Friday, October 22, 2010

More on Knole, part 3

A few more thoughts on Knole.

In some ways Knole was our favorite of the houses we visited. The Royal Pavilion was fantastic, but it was "modern" in comparison to Knole and it had never been truly a home. Leeds Castle was beautiful, but it had been changed so it no longer struck us as authentic. Even Mr. M found this annoying, but then I had to ask myself why shouldn't someone redo their house? We've certainly done a thing or two to improve the MacKenzie hut. However, when you live in a historic place...when is it just your house and when is it a national treasure? (I should point out that a good bit of Knole is not open to the public and is probably much more "comfortable" than the parts we saw.) Hmm. The "historic designation" discussion--or battle--is alive here in my neck of the woods as well.

Knole is full of stuff that makes a historical romance novelist's heart beat faster. Because it's so large, many rooms were only used occasionally, so much of the house, including the furniture, looks like it would have in the 18th century. I tried to absorb as many details as I could--and of course I bought the guidebook.

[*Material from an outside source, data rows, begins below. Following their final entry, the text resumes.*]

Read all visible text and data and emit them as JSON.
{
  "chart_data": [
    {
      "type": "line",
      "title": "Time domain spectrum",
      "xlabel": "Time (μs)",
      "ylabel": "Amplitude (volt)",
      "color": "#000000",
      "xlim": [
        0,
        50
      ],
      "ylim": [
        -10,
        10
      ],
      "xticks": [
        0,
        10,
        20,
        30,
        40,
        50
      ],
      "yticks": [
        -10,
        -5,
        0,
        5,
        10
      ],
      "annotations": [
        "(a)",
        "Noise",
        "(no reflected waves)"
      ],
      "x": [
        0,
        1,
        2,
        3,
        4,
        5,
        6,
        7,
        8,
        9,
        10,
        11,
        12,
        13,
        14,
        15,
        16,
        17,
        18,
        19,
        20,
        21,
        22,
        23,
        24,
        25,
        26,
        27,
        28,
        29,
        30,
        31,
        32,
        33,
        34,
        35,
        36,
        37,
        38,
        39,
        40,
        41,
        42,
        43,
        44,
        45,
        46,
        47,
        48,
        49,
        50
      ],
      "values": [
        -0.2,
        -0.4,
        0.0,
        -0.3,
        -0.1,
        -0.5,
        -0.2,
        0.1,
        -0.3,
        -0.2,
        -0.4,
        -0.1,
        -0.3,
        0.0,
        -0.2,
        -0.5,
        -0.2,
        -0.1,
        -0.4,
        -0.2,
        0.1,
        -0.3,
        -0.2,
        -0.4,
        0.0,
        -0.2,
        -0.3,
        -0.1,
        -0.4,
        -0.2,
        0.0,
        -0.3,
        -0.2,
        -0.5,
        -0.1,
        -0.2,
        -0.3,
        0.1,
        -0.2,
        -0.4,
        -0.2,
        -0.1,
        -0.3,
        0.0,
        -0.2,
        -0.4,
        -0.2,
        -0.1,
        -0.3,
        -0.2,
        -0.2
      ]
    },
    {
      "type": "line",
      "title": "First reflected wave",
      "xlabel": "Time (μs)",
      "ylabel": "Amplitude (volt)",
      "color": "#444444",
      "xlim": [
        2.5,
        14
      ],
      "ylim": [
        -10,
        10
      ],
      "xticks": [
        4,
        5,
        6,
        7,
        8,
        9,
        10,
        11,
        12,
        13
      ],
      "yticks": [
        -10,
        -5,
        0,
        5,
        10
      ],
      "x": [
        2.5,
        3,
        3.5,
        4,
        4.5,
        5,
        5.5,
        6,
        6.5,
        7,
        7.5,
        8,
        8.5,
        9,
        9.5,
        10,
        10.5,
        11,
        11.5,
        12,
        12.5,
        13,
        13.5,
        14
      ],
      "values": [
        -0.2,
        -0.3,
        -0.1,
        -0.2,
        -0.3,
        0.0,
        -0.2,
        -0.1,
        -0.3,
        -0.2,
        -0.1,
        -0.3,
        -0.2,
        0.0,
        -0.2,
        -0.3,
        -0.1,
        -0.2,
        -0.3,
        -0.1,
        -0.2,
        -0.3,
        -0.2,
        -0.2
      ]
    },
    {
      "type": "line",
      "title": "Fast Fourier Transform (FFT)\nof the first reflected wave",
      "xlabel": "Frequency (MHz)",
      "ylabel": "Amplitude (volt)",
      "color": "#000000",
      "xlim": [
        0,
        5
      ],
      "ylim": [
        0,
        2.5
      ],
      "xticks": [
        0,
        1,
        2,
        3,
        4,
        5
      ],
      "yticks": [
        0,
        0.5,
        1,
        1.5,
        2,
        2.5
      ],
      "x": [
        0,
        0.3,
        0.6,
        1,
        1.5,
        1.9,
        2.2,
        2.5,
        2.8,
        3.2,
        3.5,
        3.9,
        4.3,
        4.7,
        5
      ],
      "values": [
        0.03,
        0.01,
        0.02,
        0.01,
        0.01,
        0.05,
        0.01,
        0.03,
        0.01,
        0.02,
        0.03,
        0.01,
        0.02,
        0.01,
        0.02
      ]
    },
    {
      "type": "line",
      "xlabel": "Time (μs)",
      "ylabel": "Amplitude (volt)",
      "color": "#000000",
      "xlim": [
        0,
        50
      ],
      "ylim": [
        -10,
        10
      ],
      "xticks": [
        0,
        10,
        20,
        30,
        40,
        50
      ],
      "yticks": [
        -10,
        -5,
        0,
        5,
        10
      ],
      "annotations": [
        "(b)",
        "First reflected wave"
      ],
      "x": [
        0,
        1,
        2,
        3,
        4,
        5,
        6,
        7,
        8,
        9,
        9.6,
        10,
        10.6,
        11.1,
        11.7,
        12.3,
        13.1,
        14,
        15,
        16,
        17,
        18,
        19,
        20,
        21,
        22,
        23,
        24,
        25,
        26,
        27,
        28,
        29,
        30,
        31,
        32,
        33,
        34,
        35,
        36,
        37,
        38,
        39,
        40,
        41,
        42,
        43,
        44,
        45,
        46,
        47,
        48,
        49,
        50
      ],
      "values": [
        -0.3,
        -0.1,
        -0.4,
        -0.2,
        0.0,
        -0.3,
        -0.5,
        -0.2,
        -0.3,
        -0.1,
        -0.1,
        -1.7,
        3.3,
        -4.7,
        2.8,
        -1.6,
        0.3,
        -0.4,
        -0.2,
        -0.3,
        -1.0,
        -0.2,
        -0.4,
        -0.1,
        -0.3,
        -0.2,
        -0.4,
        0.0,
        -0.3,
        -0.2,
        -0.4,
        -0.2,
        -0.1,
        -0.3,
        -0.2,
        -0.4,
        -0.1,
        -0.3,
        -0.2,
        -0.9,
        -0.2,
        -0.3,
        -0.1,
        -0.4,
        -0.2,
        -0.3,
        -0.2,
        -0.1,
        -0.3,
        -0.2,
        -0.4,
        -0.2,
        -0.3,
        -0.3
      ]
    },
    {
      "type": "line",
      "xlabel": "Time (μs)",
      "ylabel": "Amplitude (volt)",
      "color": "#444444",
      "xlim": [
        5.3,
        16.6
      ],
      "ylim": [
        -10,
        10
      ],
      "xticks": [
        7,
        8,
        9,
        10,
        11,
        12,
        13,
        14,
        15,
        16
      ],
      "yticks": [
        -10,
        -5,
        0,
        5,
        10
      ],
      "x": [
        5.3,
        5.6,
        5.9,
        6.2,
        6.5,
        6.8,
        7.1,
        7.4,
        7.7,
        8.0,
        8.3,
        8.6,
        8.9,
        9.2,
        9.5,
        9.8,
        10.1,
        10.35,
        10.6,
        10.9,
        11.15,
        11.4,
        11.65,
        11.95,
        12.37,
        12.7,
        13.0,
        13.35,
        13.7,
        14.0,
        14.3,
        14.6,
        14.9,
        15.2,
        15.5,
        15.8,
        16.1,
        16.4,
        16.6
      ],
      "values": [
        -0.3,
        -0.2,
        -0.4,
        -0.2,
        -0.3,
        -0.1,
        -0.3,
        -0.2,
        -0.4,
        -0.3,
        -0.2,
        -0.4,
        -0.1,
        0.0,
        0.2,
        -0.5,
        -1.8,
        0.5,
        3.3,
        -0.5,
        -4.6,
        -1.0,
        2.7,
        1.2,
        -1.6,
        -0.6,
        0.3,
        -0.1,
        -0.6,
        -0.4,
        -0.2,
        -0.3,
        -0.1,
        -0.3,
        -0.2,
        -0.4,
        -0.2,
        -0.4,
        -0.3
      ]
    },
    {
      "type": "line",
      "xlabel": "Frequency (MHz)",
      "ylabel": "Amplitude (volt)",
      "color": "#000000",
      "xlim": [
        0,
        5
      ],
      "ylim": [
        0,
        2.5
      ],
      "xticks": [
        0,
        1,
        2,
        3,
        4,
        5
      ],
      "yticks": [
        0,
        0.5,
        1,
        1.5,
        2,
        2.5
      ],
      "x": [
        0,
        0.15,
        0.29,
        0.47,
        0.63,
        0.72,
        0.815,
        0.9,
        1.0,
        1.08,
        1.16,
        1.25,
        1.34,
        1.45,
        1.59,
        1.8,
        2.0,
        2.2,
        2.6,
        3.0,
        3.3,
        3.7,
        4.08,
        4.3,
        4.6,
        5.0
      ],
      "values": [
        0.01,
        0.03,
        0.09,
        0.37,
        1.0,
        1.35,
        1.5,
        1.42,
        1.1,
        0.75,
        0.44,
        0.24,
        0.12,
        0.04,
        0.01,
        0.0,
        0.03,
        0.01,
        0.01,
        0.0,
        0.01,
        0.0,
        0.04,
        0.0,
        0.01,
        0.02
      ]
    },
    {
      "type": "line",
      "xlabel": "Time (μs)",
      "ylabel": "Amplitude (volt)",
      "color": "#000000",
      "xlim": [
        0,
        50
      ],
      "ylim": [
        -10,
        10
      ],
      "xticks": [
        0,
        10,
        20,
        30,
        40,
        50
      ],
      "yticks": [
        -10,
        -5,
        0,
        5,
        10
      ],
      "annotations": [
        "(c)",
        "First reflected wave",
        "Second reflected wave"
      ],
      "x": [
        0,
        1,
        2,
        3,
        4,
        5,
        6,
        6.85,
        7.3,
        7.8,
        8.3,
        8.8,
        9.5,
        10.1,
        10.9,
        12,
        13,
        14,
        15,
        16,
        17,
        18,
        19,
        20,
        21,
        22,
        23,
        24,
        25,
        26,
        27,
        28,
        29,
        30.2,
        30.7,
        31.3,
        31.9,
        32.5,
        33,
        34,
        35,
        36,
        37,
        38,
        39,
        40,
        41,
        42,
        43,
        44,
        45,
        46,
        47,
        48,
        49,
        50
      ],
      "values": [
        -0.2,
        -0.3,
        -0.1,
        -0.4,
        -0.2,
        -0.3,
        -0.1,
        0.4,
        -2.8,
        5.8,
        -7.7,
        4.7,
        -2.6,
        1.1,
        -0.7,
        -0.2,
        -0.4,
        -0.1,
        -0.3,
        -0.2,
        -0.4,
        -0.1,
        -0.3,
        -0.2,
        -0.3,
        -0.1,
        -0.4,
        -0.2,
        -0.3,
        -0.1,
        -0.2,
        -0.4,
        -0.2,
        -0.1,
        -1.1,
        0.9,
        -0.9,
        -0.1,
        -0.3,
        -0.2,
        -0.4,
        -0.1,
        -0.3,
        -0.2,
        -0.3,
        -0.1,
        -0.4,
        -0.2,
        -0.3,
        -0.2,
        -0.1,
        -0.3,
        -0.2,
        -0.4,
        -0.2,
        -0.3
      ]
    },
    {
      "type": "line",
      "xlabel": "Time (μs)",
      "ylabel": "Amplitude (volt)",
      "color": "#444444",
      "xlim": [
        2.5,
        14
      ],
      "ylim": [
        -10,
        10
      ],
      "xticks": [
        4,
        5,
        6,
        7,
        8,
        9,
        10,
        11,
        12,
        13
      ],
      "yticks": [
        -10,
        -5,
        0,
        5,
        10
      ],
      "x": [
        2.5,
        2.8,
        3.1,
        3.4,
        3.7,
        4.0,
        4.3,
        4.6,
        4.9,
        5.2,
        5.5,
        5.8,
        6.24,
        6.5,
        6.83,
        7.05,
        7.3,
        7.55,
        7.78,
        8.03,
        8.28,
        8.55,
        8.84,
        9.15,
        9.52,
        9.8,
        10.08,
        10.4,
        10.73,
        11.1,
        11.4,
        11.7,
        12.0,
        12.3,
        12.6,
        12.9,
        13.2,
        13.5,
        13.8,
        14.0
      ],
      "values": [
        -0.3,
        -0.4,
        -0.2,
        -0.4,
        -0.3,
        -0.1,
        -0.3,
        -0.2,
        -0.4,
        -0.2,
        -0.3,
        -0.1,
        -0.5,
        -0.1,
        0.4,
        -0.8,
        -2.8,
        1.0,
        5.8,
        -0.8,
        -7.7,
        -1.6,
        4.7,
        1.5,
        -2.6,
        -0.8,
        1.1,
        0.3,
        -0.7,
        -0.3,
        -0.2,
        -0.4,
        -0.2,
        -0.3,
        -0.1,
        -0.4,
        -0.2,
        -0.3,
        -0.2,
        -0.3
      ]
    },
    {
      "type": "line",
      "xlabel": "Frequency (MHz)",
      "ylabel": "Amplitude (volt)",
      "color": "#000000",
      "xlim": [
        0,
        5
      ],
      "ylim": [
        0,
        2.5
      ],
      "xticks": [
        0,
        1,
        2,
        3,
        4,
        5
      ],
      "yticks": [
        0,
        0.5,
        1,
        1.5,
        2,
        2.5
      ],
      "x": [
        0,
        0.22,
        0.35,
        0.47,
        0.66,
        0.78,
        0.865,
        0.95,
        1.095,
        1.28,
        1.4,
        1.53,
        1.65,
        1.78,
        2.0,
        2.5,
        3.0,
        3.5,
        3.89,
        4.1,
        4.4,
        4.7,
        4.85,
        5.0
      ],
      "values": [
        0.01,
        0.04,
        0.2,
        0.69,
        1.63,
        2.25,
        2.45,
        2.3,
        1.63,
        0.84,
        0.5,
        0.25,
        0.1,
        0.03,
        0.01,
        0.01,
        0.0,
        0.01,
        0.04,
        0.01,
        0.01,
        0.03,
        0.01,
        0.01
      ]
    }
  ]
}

I knew servants in big houses would get perks; for example, the maid might get her mistress's casts off. I didn't realize that earls and dukes could get perks, too. Many of the furniture pieces at Knole are royal castoffs, given away when the king wanted to redecorate or thought the things were out of fashion or a little shabby.

I'd seen pictures of Knole's Cartoon Gallery, which always caused me to scratch my head. Er, cartoons? Where? LOL. My modern uneducated mind at work again. A cartoon is...well, I'm just going to quote my Oxford English Dictionary: "A drawing on stout paper, made as a design for a painting of the same size to be executed in fresco or oil, or for a work in tapestry, mosaic, stained glass, or the like." While we were there, one of the docents was showing the others that the best way to view the cartoons was in a mirror, since they are actually the mirror image of the final artwork.

Well, it was a great place to visit--and now I have the guidebook to peruse. Maybe I'll also read Virginia Wolf's Orlando, which is based heavily on Knole.